Decía Clarice Lispector que releerse a uno mismo es como comerse su propio vómito.

¿Le gustó esa frase?

Me fascinó.

Es tan fuerte…

Lo es. Entiendo que, a la hora de publicar estos diarios, se tiene que haber releeído muchísimo. ¿Cómo fue encontrarse con aquel Héctor de 1985?

Sí, fue una experiencia muy dura y a ratos también repugnante, como la frase de Clarice Lispector, fuerte y bonita, pero repugnante. Lo que caracteriza mi mente es la memoria. Entonces, releer esos apuntes íntimos de mi vida, de mis bajezas, de mis actos abyectos, de la ingenuidad y la tortura de ese pobre hombre joven que no sabe bien qué hacer con su vida, a veces me producía culpa, arrepentimiento, y a veces me producía también cierta compasión. Porque los diarios empiezan cuando yo tengo 27 años, no he terminado la carrera...

Cuando su mujer se queda embarazada de su primera hija.

Sí, que no sabíamos si era hija o hijo. Y, bueno, tenía todas las dudas que he conservado toda la vida, pero ahora tengo menos. Fue un ejercicio muy duro pasar a limpio esto, tratar de no tocarlo, porque desde el principio me convencí de que tenía que tener la voz del que yo era.

Quería que fuera veraz.

Quería que fuera como es. No me parecía legítimo corregirlo, endulzarlo, dorar la píldora de ninguna manera. Entonces, así lo hice, a ratos con repugnancia, a veces con compasión, a veces también lo disfrutaba, con risa, con alegría de recordar cosas que no había vuelto a recordar durante decenios… El diario es en sí un ejercicio para tratar de entenderse, y a medida que lo pasaba me di cuenta de que necesité escribir esos diarios para no enloquecerme y para conocerme.

Al leer los diarios, una tiene la sensación de que es un ajuste de cuentas consigo mismo.

Sí, porque, bueno, mi vida no ha sido una vida ejemplar, ni perfecta.

¿Y qué vida es ejemplar o perfecta?

No sé, supongo que habrá algún santo por ahí (reímos).

Hasta los santos tienen pecados.

Bueno, pero la mía sin duda no es la vida de un santo.
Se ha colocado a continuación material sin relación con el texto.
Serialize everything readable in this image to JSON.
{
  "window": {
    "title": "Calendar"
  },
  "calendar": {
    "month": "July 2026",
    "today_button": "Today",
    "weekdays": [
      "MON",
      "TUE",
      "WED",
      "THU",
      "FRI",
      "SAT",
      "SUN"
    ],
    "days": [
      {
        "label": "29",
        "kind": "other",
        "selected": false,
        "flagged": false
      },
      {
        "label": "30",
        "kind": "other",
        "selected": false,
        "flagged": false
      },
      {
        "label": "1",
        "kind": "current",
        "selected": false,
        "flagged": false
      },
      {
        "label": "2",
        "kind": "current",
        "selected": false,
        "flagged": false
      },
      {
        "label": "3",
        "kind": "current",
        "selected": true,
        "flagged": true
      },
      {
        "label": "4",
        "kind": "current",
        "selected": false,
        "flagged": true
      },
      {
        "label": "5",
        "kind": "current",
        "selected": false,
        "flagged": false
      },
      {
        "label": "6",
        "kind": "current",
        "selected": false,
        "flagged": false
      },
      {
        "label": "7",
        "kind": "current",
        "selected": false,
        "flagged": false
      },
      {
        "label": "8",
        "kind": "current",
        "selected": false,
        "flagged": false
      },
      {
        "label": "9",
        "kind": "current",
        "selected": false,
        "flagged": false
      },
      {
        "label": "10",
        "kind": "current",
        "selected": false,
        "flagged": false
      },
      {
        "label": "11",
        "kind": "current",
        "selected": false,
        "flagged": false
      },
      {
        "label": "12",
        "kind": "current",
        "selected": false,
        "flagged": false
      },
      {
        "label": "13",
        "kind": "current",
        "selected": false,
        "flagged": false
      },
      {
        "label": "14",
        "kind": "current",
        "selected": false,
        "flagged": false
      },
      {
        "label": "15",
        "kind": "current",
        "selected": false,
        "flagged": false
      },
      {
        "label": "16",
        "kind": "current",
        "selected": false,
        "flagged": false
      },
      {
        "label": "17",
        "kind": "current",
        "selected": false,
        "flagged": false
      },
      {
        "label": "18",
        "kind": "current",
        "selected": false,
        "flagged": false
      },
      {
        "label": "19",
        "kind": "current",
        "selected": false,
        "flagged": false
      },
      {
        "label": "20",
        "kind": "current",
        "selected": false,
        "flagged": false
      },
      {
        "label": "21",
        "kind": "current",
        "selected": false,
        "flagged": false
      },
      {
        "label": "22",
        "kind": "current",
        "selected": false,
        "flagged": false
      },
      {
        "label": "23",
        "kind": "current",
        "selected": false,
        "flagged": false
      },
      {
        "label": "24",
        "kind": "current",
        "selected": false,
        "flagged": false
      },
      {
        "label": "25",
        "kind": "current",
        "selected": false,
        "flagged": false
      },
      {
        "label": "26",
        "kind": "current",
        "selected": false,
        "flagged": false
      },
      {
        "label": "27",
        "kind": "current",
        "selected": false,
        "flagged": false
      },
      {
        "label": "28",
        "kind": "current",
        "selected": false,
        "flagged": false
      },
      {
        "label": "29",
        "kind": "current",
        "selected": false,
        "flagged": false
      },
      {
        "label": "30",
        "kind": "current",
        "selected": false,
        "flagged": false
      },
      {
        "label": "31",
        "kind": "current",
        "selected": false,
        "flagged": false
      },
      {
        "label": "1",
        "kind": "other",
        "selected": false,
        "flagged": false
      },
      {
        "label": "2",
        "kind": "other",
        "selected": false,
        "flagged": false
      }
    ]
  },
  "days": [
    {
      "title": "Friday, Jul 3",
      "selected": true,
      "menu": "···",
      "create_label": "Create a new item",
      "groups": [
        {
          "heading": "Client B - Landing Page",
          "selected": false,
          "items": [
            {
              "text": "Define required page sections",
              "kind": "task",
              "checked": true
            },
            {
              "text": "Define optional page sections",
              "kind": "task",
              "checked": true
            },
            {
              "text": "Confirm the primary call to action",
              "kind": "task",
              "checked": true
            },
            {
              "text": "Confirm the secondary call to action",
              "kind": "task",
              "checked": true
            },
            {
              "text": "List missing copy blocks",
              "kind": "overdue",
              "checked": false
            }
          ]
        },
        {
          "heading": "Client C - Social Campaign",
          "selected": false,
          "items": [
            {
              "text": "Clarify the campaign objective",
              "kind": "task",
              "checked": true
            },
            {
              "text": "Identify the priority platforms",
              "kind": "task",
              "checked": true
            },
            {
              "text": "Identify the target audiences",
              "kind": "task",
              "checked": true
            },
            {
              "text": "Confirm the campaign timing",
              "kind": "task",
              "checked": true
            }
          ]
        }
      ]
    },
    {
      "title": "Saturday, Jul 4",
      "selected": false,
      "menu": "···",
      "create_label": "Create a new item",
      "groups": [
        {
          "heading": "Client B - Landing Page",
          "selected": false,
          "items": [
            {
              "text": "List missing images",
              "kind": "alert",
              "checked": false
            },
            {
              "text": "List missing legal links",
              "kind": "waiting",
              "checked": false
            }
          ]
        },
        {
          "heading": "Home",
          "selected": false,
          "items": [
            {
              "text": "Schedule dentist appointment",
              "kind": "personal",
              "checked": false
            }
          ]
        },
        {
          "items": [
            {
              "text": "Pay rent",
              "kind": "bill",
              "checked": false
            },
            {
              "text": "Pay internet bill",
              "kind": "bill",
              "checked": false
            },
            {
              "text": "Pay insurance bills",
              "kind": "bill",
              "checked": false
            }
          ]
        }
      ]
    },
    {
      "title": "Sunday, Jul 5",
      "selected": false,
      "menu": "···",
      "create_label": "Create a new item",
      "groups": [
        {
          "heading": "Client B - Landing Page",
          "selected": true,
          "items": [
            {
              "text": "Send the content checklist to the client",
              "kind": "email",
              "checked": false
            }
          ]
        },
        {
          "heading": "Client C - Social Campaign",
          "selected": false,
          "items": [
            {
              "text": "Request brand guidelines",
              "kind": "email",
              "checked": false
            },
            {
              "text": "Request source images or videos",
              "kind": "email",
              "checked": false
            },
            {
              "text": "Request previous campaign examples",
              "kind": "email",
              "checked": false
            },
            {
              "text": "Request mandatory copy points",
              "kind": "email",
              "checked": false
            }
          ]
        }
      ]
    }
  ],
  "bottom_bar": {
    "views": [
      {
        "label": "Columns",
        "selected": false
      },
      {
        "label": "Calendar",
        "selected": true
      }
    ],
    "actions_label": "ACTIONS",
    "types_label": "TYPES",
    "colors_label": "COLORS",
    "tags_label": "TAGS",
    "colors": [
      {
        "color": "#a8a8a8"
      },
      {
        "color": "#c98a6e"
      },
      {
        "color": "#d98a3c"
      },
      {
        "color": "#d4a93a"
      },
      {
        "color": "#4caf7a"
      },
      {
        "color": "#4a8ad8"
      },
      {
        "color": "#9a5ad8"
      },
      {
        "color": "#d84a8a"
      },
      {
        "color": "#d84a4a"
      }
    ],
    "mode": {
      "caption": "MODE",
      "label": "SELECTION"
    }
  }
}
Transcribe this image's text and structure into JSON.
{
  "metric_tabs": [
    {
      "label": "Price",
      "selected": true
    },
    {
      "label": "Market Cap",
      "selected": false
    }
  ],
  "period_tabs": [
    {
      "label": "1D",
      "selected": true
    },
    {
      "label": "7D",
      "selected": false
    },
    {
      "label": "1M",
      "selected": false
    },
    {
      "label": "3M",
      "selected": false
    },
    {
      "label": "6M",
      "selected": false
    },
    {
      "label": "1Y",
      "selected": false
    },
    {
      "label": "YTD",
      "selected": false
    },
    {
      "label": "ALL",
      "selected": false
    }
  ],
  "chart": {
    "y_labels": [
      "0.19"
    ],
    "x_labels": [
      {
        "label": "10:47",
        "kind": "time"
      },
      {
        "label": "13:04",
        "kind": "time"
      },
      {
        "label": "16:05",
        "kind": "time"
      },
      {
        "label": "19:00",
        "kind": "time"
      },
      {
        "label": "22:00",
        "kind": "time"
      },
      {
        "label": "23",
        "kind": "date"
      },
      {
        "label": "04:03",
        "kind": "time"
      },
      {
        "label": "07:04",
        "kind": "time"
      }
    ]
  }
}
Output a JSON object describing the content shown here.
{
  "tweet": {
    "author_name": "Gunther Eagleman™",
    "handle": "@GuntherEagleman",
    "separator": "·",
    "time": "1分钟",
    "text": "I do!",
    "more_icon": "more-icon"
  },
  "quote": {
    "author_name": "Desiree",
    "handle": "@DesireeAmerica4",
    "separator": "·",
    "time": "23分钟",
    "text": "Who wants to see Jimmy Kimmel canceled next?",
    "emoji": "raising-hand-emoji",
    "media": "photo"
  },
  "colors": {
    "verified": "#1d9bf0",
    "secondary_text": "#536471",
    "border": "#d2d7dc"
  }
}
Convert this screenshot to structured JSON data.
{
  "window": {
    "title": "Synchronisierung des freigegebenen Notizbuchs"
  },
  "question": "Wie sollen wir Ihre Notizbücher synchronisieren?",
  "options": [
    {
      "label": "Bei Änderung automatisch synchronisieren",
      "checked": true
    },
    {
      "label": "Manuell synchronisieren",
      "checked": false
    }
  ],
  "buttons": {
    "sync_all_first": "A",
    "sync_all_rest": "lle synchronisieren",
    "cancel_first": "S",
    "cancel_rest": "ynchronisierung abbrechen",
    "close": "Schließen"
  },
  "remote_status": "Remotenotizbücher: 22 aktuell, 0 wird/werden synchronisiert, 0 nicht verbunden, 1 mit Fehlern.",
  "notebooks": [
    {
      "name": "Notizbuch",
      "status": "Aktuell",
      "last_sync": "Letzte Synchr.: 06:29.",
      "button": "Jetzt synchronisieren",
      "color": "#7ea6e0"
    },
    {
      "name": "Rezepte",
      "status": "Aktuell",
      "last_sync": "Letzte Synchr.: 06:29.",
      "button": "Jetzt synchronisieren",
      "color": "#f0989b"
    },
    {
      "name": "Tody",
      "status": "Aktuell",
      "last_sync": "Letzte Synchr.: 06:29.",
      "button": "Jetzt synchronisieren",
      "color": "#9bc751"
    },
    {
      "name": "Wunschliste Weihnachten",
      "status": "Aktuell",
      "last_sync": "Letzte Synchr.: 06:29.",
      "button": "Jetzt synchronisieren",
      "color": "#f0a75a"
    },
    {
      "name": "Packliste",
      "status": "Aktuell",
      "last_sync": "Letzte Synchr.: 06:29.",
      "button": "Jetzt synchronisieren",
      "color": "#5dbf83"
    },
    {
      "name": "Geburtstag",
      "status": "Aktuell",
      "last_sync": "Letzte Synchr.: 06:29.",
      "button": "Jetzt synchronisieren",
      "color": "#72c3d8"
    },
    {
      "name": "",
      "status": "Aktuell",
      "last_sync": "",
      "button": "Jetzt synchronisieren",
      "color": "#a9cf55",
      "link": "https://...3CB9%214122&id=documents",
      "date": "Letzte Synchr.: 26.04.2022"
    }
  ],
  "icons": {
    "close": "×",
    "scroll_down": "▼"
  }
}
Tampoco creo que sea la de un monstruo. Después de terminar leía los diarios de Gide, y él iba buscando menores de edad por ahí para tener relaciones con ellos… Eso sí sería más complicado. Mis pecados son menos que los de André Gide. Es difícil no corregir tu vida, pero la vida no se puede corregir, la vida es siempre un borrador, la vida es lo que fue, ya está, y no es un ensayo.

¿Para qué le sirve al Héctor persona escribir diarios y para qué le sirve al Héctor escritor?

Sobre todo para qué me servían, porque ya no llevo diarios. Yo creo que la obsesión por los diarios y por el psicoanálisis es un periodo de la vida en que uno está muy obsesionado consigo mismo. Entonces, no llevar diarios ni ir al psicoanalista es como una liberación. Pero, en el momento en que yo los escribí, me servían porque es un ejercicio de conocimiento; no sólo los diarios, en general la escritura para mí es el sitio donde yo pienso mejor. Si yo en esta entrevista tengo un bolígrafo en la mano es porque hay un hábito mío mental que es que cuando tengo un bolígrafo en la mano y un cuaderno a mi lado…

Toma notas.

No tomo notas, sino que mi cerebro se comunica con mi lengua. Es decir, mi cerebro en realidad se comunica con mis dedos, pero si lo tengo en la mano mi lengua se acuerda de que tengo que tratar de decir lo que estoy pensando. A veces he hecho incluso el ejercicio de hacer entrevistas e ir apuntando las respuestas. Ya soy capaz de tener el bolígrafo en la mano sin tener que escribir las respuestas, pero, en general, yo he necesitado escribir para poderme entender y para poderme comunicar. Como tuve cinco hermanas, y la mayoría eran mayores que yo, hablaban mejor que yo, con más gracia, con más fuerza, con más alegría, con más énfasis, y yo no podía hablar nunca. Entonces, para yo poderme comunicar en la vida empecé a escribir, y sigo escribiendo.

¿Y a mano?

A mano. Bueno, ahora tengo ordenador y los diarios los pasé. Pero, fíjese, los diarios que escribí directamente en el computador desaparecieron. En cambio, lo escrito a mano, lo más frágil, ha permanecido mejor.

Cuando empieza a escribir los diarios, en 1985, no tiene muy claro que vaya a ser escritor.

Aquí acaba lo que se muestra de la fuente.